As its furniture purpose, the chair is employed for a variety of different purposes. There are chairs manufactured to suit man’s age and physical condition (the high chair, the wheelchair) and to denote his position in society (the executive chair, the throne). In historical times there were chairs used for birth (birth chairs); from the 20th century, there have been chairs used to die in (the electric chair). We make chairs with one, two, three, or four legs, chairs with or without arms, and chairs with or without backs. We have chairs that can be folded up, chairs on wheels, and chairs on runners.
Our lifestyle has designated particular chairs for use in automobiles and aircraft. All of these chair forms has been perfected to conform to different human needs. For its significant relationship with man, the chair comes to its full significance only when utilised. Although it is not relevant to one’s appreciation of a cupboard or a dresser drawers whether there is anything inside or not, a chair is really seen and fairly tested with a person sitting on it, for chair and sitter complement the other. Thus the individual elements of a chair have been given labels likened to the limbs of a human form: arms, legs, feet, back, and seat.
Because the principal function of a chair is to support the human body, its worth is valued principally by how well it does fulfill this practical function. Within the manufacture of a chair, the chair maker is limited within certain static regulations and principal measurements. Within these regulations, however, the chair designer has great freedom.
The history of the chair extends over dates of several thousand years. There were peoples that had made individual chair types, seen of the premier task in the arenas of handling and creativity. Within these such civilisations, particular note should be made of ancient Egypt and Greece; China; Spain and The Netherlands in the 17th century; England in the 18th century; and France in the 18th century during the reigns of Louis XV and Louis XVI.
Egypt
Two ancient Egyptian chair forms, both the construct of expert make, are now a finding from tomb findings. The first of the two is a four-legged chair with a back, the other a folding stool. The original Egyptian chair has four legs crafted similar to those of a designated animal, a curved seat, and leading to a sloping back supported above vertical stretchers. In this design a stable triangular design was crafted. There was apparently no noteworthy differentiation in the structure of Egyptian thrones and chairs for ordinary peasantry. The real change was in the level of ornamentation, in the particulars of pricier inlays. The Egyptian folding stool in all likelihood was created as an easily packed seat for officers. As a camp stool this chair continued til much later periods of time. But the stool also played the task of a ceremonial seat, its technical task as a folding stool neglected or forgotten. This can today be observed, from as early as 1366–57 BC in two stools, formed in ebony with ivory inlay ornamentation and gold mounts, from the tomb of Tutankhamen. They are made in the form of folding stools but cannot be folded because the seats were created out of wood. The plain structure of the folding stool, consisting of two frames that spin on metal bolts and support a seat of leather or fabric set between them, then came again but some time later in the Bronze Age folding chairs of Scandinavia and northern Germany. The most recognised of this form is the folding stool, made of ashwood, now found at Guldhøj (National Museum in Copenhagen).
Greece and Rome
The unique Greek chair, the klismos, is found not from any ancient item still extant but as in a wealth of pictorial material. The iconic kind is the klismos displayed on the Hegeso Stele at the Dipylon burial area by Athens (c. 410 BC). This klismos is a chair with a backward-sloping, curved backboard and four curving legs, but only two of these legs are visible. These strange legs were understood to be executed of bent wood and were in that case subjected to a large amount of pressure from the weight of the sitter. The joints attaching the legs to the frame of the seat were therefore very durable and were clearly denoted.

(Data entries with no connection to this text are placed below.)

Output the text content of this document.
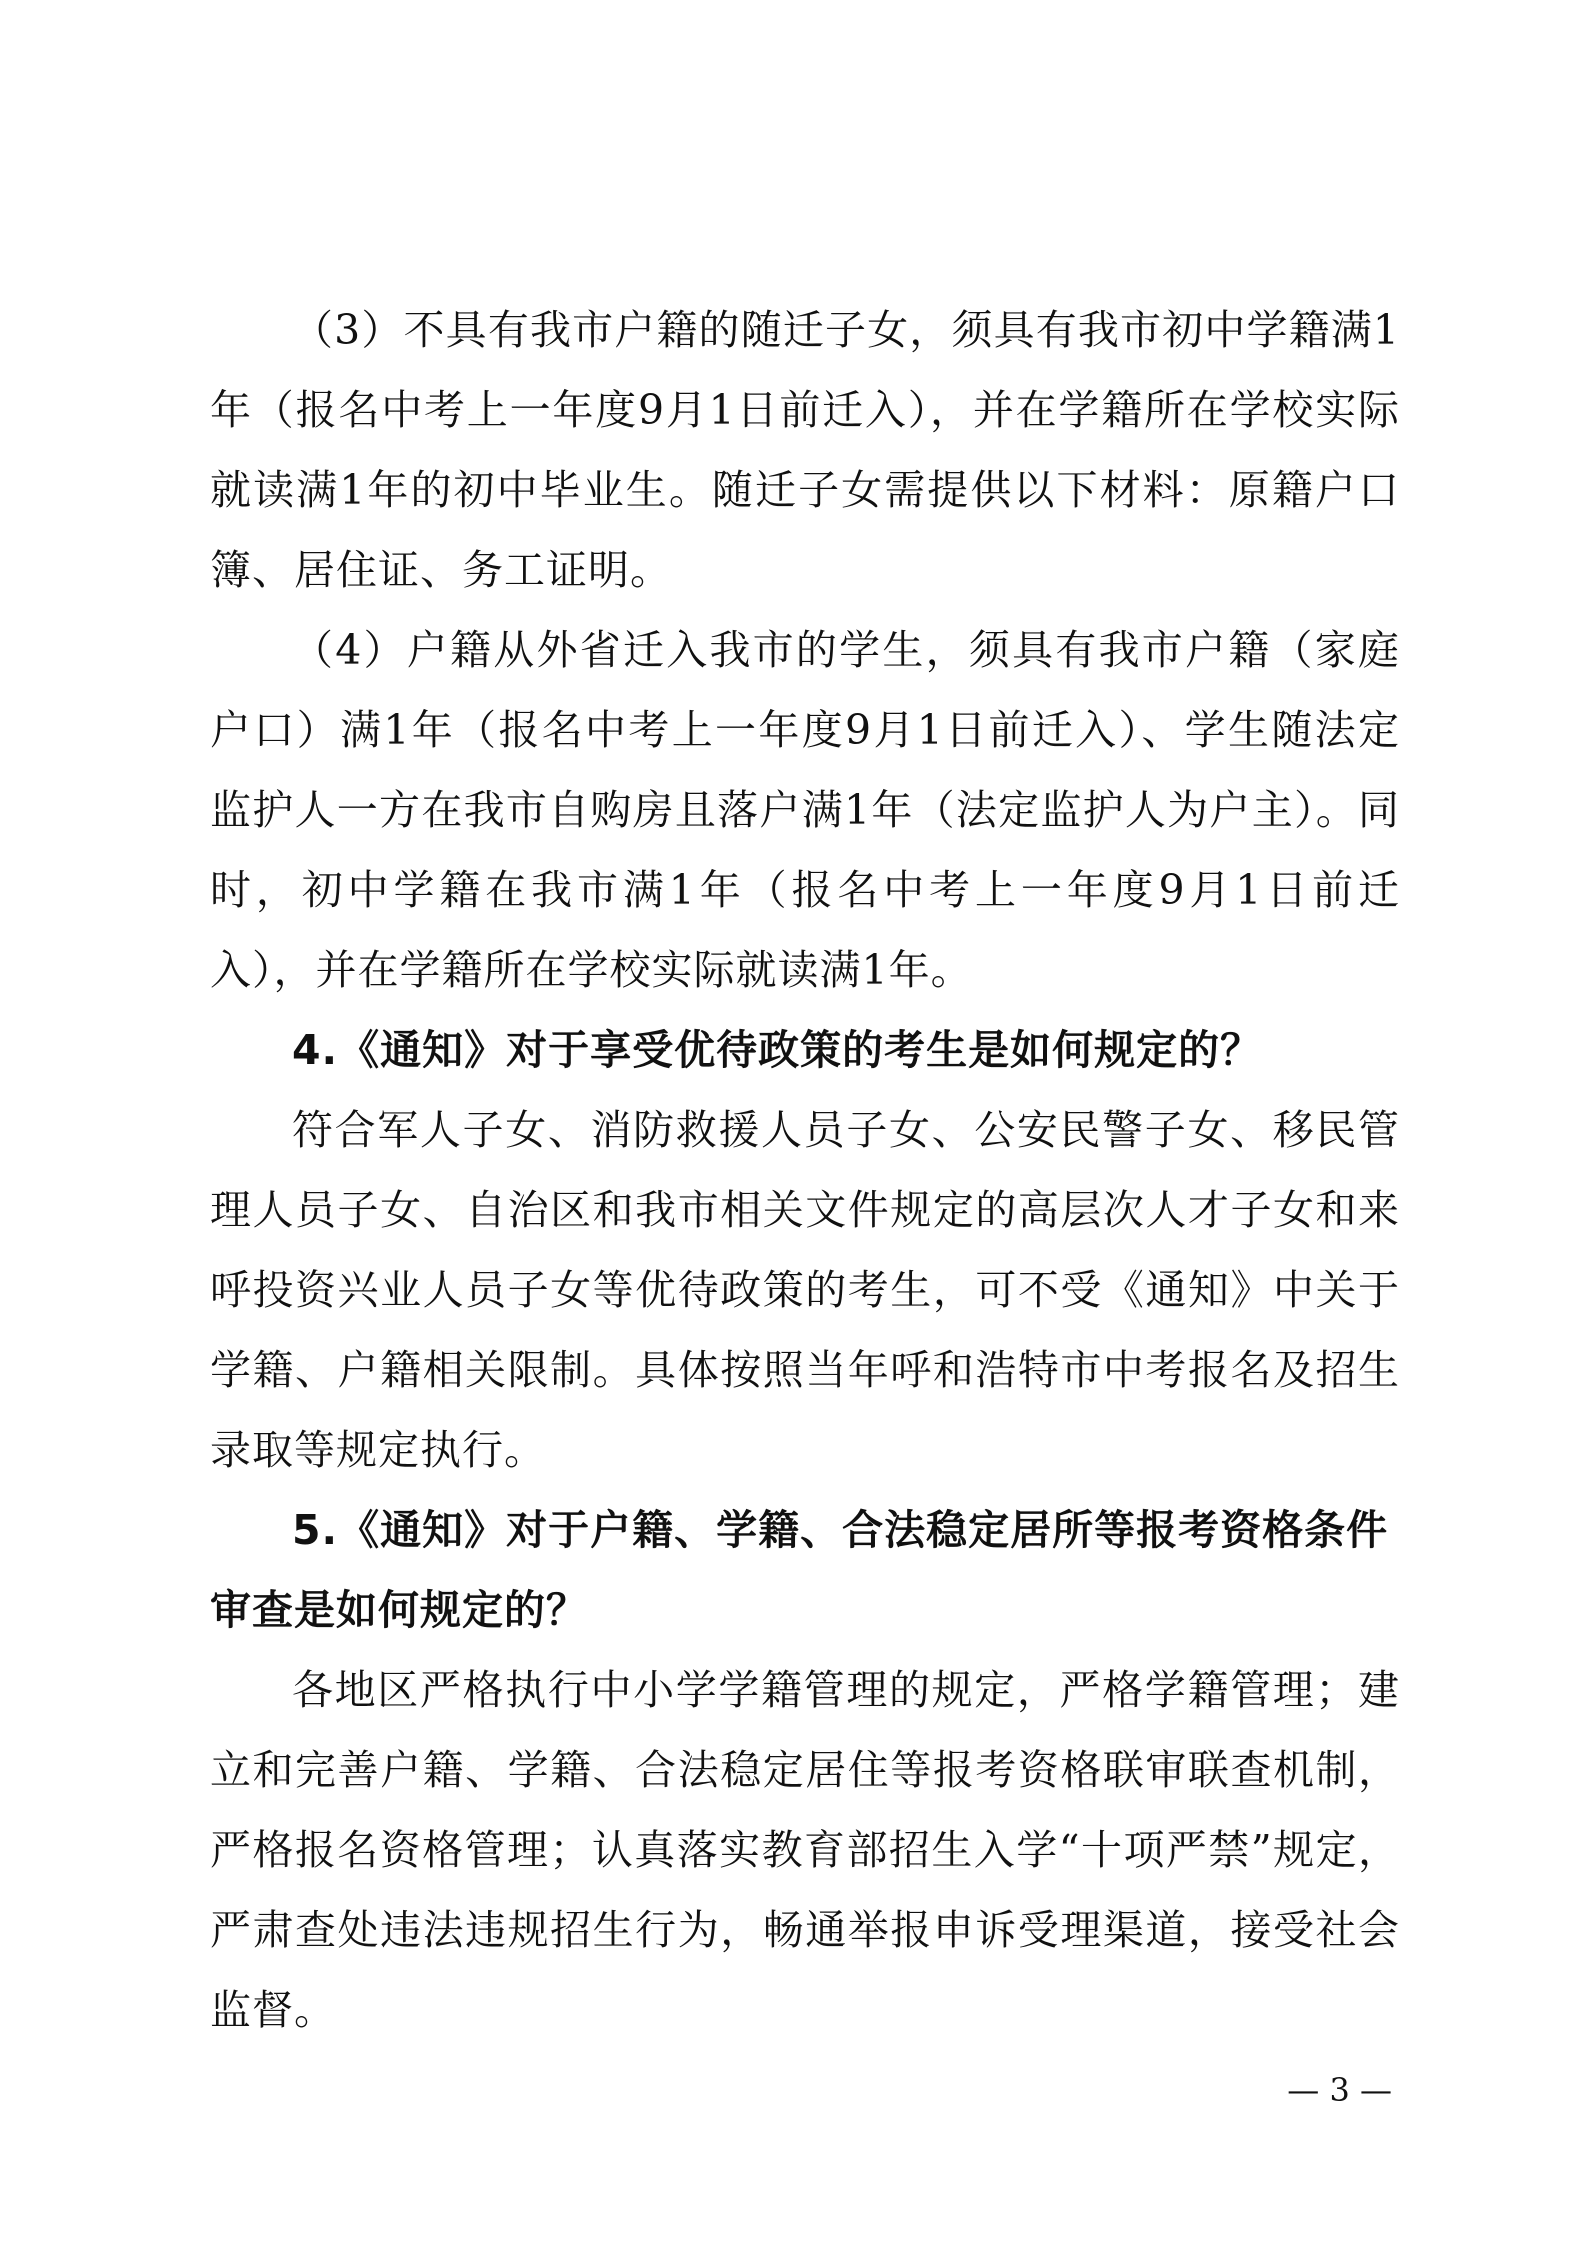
（3）不具有我市户籍的随迁子女，须具有我市初中学籍满1年（报名中考上一年度9月1日前迁入），并在学籍所在学校实际就读满1年的初中毕业生。随迁子女需提供以下材料：原籍户口簿、居住证、务工证明。

（4）户籍从外省迁入我市的学生，须具有我市户籍（家庭户口）满1年（报名中考上一年度9月1日前迁入）、学生随法定监护人一方在我市自购房且落户满1年（法定监护人为户主）。同时，初中学籍在我市满1年（报名中考上一年度9月1日前迁入），并在学籍所在学校实际就读满1年。

4.《通知》对于享受优待政策的考生是如何规定的？

符合军人子女、消防救援人员子女、公安民警子女、移民管理人员子女、自治区和我市相关文件规定的高层次人才子女和来呼投资兴业人员子女等优待政策的考生，可不受《通知》中关于学籍、户籍相关限制。具体按照当年呼和浩特市中考报名及招生录取等规定执行。

5.《通知》对于户籍、学籍、合法稳定居所等报考资格条件审查是如何规定的？

各地区严格执行中小学学籍管理的规定，严格学籍管理；建立和完善户籍、学籍、合法稳定居住等报考资格联审联查机制，严格报名资格管理；认真落实教育部招生入学“十项严禁”规定，严肃查处违法违规招生行为，畅通举报申诉受理渠道，接受社会监督。

— 3 —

The Romans embued the Greek style; existing casts of seated Romans display examples of a heavier and apparently somewhat more crudely constructed klismos. Both styles, the light or heavy, were revived as part of the Classicist period. The klismos chair is used in French Empire chairs, in English Regency, and in particular kinds of considerable individuality in Denmark and Sweden circa 1800.
China
The ancestry of the chair in China cannot be traced as long as the progression of the chair in Egypt and Greece. From the time of the Tang dynasty (AD 618–907) an unscathed serial of sketches and paintings has been kept safe, with images of the interior and exterior of Chinese buildings and their furniture. Kept also from the 16th century are a trove of chairs made of wood or lacquered wood, that hold an astonishing resemblance to pictures of ancient chairs.
As was the case in Egypt, there existed two particular chair forms in China: a chair having four legs and a folding stool. This chair has been seen both with or without arms however never without the square seat and straight stiles (upright side supports) to support the back. In one kind, however, the stiles could be slightly curved above the arms in order to conform correctly to the structure of the S-shaped back splat (the main upright of the back). Each of the three limbs were mortised in the yoke-like top rail. Despite that the design of this back splat had an introduction for English chairs in the Queen Anne period, wooden members that would only to a restricted ability stabilise corner joints (as well as being loose into the bargain) represent a design exclusive to Chinese chairs. The four legs pass through the seat frame, which closes around the rounded staves. Every member is round in section or have rounded edges—acknowledging perhaps to the bamboo tradition. The seat is unpleasant to sit in and may have had a plaited form. These chairs demanded of the sitter to stay stiff and upright; for when too much weight is pushed on the back, the chair has a way of toppling over. In patriarchal Chinese homes of this period armchairs likely were reserved for elderly individuals, for they were greatly respected.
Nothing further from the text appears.